Advisors Disciplined Trust 2245

 

Supplement to the Prospectus

 

Tortoise Power and Energy Infrastructure Fund, Inc. (NYSE:TPZ), Tortoise Pipeline & Energy Fund, Inc. (NYSE:TTP), and Tortoise Energy Independence Fund, Inc. (NYSE:NDP) have merged into a newly formed actively managed exchange-traded fund (“ETF”) registered as an open-end fund under the Investment Company Act of 1940. The newly formed ETF is also named Tortoise Power and Energy Infrastructure Fund, Inc. (NYSE:TPZ). Accordingly, in exchange for its shares of the Tortoise Power and Energy Infrastructure Fund, Inc. closed-end fund, Balanced Portfolio, Series 2024-4 has received newly issued shares of the Tortoise Power and Energy Infrastructure Fund ETF, an ETF registered as an open-end fund.

 

Selected ETF Risks. Unlike typical open-end funds, ETFs generally do not sell or redeem their individual shares at net asset value. ETFs generally sell and redeem shares in large blocks (often known as “creation units”), however the sponsor does not intend to sell or redeem ETF shares in this manner. In addition, securities exchanges list ETF shares for trading, which allows investors to purchase and sell individual ETF shares among themselves at market prices throughout the day. The trust will purchase and sell ETF shares on these securities exchanges. ETFs therefore possess characteristics of traditional open-end funds, which issue redeemable shares, and of corporate common stocks, which generally issue shares that trade at negotiated prices on securities exchanges and are not redeemable. Shares of ETFs may trade at a discount from their net asset value in the secondary market.

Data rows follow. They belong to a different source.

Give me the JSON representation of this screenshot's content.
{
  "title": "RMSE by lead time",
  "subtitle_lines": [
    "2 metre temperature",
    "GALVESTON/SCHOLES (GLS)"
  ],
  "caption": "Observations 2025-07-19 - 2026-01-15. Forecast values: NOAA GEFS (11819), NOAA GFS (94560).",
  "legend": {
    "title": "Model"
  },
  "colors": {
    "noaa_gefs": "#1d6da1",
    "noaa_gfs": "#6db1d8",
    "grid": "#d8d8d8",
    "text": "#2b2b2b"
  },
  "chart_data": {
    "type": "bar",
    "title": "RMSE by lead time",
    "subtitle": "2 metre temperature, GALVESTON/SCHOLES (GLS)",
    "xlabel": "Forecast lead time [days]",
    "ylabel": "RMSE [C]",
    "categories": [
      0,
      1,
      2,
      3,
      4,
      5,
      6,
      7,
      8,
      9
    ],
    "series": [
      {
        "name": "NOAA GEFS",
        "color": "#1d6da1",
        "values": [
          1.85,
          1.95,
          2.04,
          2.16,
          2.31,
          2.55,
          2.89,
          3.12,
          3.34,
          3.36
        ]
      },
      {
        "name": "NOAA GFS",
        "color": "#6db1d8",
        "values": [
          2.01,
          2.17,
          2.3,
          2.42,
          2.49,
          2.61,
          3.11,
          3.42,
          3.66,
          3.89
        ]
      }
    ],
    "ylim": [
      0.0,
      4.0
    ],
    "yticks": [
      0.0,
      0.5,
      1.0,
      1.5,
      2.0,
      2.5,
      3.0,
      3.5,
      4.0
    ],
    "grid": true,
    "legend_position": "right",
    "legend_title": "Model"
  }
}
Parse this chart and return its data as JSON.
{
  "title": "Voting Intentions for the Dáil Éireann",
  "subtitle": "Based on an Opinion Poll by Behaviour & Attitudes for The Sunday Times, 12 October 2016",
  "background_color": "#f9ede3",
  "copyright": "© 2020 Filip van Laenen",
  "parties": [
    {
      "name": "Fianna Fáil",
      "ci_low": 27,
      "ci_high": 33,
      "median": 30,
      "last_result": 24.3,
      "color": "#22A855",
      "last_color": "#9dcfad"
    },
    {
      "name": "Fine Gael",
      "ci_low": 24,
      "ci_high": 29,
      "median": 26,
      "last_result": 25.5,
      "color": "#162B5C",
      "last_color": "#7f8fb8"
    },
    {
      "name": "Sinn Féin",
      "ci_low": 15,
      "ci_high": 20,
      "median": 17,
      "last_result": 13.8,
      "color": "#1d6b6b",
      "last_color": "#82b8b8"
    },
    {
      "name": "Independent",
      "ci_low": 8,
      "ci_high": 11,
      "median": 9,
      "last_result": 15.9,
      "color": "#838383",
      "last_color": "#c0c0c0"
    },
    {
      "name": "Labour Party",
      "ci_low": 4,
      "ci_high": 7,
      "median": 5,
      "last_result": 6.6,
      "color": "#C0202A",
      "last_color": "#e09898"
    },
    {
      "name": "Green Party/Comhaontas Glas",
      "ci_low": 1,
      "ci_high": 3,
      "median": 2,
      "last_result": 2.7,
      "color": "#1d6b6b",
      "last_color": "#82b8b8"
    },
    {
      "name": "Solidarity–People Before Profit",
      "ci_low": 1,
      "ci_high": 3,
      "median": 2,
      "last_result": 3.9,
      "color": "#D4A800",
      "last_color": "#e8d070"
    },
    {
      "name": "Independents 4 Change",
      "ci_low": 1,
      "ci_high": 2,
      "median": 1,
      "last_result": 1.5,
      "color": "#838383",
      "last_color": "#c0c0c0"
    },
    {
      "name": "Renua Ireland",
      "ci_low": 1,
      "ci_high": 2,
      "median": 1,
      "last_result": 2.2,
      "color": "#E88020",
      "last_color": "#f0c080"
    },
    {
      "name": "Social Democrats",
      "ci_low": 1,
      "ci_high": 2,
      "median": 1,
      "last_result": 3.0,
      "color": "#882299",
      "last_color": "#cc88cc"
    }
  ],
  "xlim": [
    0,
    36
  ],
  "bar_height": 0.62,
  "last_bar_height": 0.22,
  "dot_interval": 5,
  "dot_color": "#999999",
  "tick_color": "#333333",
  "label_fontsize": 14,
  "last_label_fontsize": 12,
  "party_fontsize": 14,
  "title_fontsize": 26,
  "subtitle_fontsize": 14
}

This risk is separate and distinct from the risk that the net asset value of ETF shares may decrease. The amount of such discount from net asset value is subject to change from time to time in response to various factors. If shares of an ETF trade at a market price that reflects a discount to the value of the ETF’s underlying assets, the discount could increase over time and when the trust liquidates ETF shares the trust will receive the current market price of shares rather than the ETF’s net asset value per share. ETFs are subject to various risks, including management’s ability to meet the ETF’s investment objective, and to manage the ETF’s portfolio when the underlying securities are redeemed or sold, during the periods of market turmoil and as investors’ perceptions regarding ETFs or their underlying investment change. The trust and the ETF both have operating expenses. You will bear not only your share of the trust’s expenses, but also the expenses of the ETF. By investing in the ETF, the trust incurs greater expenses than you would incur if you invested directly in the ETF. Only the trustee may vote the shares of the ETFs held in the trust. The trustee will vote the shares in the same general proportion as shares held by other shareholders of the ETF. Your trust may be required, however, to reject any offer for securities or other property in exchange for portfolio securities as described under “How the Trust Works—Changing Your Portfolio”.